A letter to a 3-year-old I met in my parlour, telling her that her that she is beautiful and that the beauty standards of the world do not matter.
I am the didi you met at the beauty parlor today. You were the little 3-year-old girl who peeped in as the hairdresser snipped through my hair. I saw you. You saw me and we broke into a smile. As I waited for a facial, you sat for a haircut.
Your mother sat next to you as the hairdresser came to you. She made a face, because she said, girls are supposed to have long silky hair. You looked confused. But then you wanted a short hair cut, like Bhaiya. I did not know you, but I knew what was happening. I jumped to say, that you are so beautiful, any hair cut will suit you. Your mother supported too. You had a short hair cut.
After your hair cut was done, I screamed with wonder, “How beautiful you looked.” So did your mother. I know, you were looking for approval. At 3, we all do. I do even at 30. You were a happy girl, as you hopped your way out with your mother.
Darling, you are beautiful. Don’t listen to the beautician, when she frowns that girls have to have long silky hair. No, darling, a girl is beautiful, with or without hair. And, you rocked in that military cut.
When a little girl sees an adult woman approving herself in the mirror, without a frown or a chuckle, she learns that approving oneself is okay.
Remember, when I got the haircut, I saw you peeping. Once my hair cut was done, I exclaimed, how good it looked. Darling, little girls learn what they see. When a little girl sees an adult woman approving herself in the mirror, without a frown or a chuckle, she learns that approving oneself is okay. We come from a society where woman’s bodies are frowned upon; we are supposed to meet unnatural standards. Today you are TOLD that your hair should have long and silky hair, tomorrow, you will be told that fairer skin makes you beautiful. Then the size of your hips and thighs will be talked about. That is how, they break us, part by part. And we hardly see women around approving themselves. That confuses little girls and they do the same to themselves.
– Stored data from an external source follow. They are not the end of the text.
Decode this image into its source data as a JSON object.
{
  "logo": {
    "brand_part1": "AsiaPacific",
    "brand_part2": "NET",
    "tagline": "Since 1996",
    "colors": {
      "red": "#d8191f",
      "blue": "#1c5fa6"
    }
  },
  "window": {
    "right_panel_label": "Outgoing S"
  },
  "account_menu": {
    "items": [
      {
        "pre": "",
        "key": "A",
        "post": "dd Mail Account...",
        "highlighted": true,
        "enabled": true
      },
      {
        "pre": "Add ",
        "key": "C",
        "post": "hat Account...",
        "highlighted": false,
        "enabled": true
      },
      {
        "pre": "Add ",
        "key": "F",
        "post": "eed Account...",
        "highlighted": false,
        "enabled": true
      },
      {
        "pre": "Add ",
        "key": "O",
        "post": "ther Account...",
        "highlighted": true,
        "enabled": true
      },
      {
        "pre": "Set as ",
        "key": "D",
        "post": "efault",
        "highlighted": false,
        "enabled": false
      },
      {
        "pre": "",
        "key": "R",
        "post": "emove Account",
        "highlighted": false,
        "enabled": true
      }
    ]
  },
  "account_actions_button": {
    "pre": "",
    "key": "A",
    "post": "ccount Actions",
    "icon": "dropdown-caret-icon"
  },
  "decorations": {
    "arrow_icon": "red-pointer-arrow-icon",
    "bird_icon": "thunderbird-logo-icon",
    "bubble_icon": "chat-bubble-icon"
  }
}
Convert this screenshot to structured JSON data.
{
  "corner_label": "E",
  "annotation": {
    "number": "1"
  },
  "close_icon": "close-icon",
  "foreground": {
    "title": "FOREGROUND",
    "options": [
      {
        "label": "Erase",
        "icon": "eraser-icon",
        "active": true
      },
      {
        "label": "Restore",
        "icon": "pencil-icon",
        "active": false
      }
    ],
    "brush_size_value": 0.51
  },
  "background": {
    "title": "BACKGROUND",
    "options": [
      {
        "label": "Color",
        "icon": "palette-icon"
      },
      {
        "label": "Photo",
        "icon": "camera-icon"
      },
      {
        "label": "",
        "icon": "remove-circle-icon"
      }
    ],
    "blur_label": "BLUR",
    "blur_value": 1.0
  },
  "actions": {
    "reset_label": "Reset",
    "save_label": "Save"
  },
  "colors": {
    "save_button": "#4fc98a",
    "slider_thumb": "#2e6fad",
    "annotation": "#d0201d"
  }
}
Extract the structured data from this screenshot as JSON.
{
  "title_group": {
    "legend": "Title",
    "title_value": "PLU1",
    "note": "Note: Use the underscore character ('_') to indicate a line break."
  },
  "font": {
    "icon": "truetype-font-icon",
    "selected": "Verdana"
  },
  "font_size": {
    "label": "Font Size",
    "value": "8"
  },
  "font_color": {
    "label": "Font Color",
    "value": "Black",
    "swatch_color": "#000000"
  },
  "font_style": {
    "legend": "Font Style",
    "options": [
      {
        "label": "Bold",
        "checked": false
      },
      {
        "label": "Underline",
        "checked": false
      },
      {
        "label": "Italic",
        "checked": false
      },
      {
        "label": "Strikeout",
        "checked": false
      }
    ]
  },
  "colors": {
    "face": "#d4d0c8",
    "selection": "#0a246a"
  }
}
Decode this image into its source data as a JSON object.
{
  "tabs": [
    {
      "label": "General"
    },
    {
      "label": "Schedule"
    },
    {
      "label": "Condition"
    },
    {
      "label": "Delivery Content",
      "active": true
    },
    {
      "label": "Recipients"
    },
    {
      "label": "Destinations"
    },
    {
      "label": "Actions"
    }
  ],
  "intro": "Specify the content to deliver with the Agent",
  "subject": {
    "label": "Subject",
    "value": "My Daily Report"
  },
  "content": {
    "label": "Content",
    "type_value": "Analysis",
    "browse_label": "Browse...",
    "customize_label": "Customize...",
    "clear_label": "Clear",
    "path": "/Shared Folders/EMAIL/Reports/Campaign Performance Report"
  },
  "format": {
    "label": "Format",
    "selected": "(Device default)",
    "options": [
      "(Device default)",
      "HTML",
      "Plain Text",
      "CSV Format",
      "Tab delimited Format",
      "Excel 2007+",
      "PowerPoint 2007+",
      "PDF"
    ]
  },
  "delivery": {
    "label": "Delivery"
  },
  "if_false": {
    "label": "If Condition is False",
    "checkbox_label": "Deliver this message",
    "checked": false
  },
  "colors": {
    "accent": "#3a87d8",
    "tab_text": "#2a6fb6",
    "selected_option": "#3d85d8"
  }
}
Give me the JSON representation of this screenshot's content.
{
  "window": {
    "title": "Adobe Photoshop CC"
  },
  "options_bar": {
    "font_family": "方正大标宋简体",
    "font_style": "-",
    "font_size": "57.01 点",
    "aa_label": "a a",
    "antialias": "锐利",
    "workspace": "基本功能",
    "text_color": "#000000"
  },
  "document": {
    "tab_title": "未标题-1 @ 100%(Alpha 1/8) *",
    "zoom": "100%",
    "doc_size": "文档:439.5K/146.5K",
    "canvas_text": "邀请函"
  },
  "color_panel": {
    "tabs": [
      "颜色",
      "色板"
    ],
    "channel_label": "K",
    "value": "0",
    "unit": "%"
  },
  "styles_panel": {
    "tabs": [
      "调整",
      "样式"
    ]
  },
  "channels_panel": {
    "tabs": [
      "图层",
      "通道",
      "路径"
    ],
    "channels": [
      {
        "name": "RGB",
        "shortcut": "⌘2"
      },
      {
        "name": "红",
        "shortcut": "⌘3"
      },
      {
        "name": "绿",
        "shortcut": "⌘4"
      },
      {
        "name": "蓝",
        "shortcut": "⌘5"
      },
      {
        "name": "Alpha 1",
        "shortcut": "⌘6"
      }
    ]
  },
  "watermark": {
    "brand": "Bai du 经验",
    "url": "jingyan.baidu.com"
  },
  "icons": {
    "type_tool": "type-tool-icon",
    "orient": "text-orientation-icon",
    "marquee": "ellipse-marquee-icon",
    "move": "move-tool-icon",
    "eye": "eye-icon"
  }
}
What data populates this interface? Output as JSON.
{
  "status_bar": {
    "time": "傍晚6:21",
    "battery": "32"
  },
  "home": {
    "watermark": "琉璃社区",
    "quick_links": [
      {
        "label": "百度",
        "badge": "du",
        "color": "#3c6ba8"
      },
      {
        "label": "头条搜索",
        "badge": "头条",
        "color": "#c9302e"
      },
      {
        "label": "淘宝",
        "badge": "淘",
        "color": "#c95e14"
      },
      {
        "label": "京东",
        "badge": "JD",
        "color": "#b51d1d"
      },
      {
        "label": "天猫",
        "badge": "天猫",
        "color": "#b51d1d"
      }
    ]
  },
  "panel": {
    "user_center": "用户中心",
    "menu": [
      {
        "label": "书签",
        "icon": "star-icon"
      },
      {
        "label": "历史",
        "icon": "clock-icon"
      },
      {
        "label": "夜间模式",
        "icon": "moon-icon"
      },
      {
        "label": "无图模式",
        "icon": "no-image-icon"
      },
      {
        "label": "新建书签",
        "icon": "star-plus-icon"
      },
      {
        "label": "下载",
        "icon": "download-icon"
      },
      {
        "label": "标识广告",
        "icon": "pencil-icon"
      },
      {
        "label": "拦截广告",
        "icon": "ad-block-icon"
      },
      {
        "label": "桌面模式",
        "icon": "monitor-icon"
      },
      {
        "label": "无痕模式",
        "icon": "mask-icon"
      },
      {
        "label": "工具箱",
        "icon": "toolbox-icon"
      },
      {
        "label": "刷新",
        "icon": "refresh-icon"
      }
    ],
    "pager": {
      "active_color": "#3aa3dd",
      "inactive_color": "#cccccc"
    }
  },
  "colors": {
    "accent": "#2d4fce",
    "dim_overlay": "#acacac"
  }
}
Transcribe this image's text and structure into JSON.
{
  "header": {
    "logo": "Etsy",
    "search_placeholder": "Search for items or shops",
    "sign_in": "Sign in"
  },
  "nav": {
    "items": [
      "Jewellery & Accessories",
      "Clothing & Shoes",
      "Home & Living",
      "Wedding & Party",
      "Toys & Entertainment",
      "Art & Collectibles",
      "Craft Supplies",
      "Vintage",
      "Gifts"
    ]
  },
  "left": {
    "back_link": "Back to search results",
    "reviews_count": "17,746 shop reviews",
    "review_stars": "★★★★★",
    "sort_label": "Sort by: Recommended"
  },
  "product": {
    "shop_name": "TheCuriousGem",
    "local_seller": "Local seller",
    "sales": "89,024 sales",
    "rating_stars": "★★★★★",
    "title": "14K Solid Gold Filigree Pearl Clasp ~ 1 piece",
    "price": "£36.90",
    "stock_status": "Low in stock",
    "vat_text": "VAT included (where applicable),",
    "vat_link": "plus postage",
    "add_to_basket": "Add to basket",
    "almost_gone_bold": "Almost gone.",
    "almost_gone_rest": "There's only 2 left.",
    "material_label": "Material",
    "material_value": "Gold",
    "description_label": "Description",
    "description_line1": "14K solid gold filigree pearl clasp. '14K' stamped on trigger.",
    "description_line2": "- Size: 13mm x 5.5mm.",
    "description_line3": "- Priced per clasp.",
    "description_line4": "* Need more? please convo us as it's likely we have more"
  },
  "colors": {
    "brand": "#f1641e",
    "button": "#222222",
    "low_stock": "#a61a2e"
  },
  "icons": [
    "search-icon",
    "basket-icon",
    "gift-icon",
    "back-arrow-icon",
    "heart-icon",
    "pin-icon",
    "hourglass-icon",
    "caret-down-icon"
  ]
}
So, I approve of myself in the mirror. And you after your hair cut. So, that you learn the first right lesson, that you are beautiful, with or without your long tresses. You are not your hips, lips, hair or anything; you are what you make yourself. Plastic surgery is on an all time rise. The market is stuffed with all kind of beauty products; it tells us softly that we are not enough. The thing is that even before we are told that we are not enough, we see women around feel that themselves and little girls pick it up and make that their own story.
Darling, I loved that happiness in your eyes, after your mother and I approved how, pretty you looked after your haircut. I almost clapped. This is the healthiest lesson, you will ever learn that you are enough, that you are beautiful.
You walked out, with the brightest smile, hopping your way to your home, dying to show your brother, that you got the same cut and looked wonderful too.
You walked out, with the brightest smile, hopping your way to your home, dying to show your brother, that you got the same cut and looked wonderful too. That’s what every girl should know. That’s what every woman should tell herself I the mirror, because somewhere a three year old is peeping and learning. Children learn exactly what they see. And even in adult life, they replicate those patterns.
Darling heart, I hope you always know that you are beautiful. Being fat or thin is not a shame; being dishonest or stealing is a shame. Those are the qualities, we need to grow.
As, you grow up as a confident girl, I hope, Darling, that some 20 years down the line, you approve of what you see in the mirror, because a 3 year old is watching somewhere. Also, don’t forget to cheer her new haircut. At, the end of the day, life comes in full circle.
You are beautiful.
A painted, dented woman.
P.S: You are made of the stars and the moons and the Suns. Let no one ever tell you otherwise. You are enough.
Cover image via Shutterstock
Proud Indian. Senior Writer at Women's Web. Columnist. Book Reviewer. Street Theatre - Aatish. Dreamer. Workaholic. read more...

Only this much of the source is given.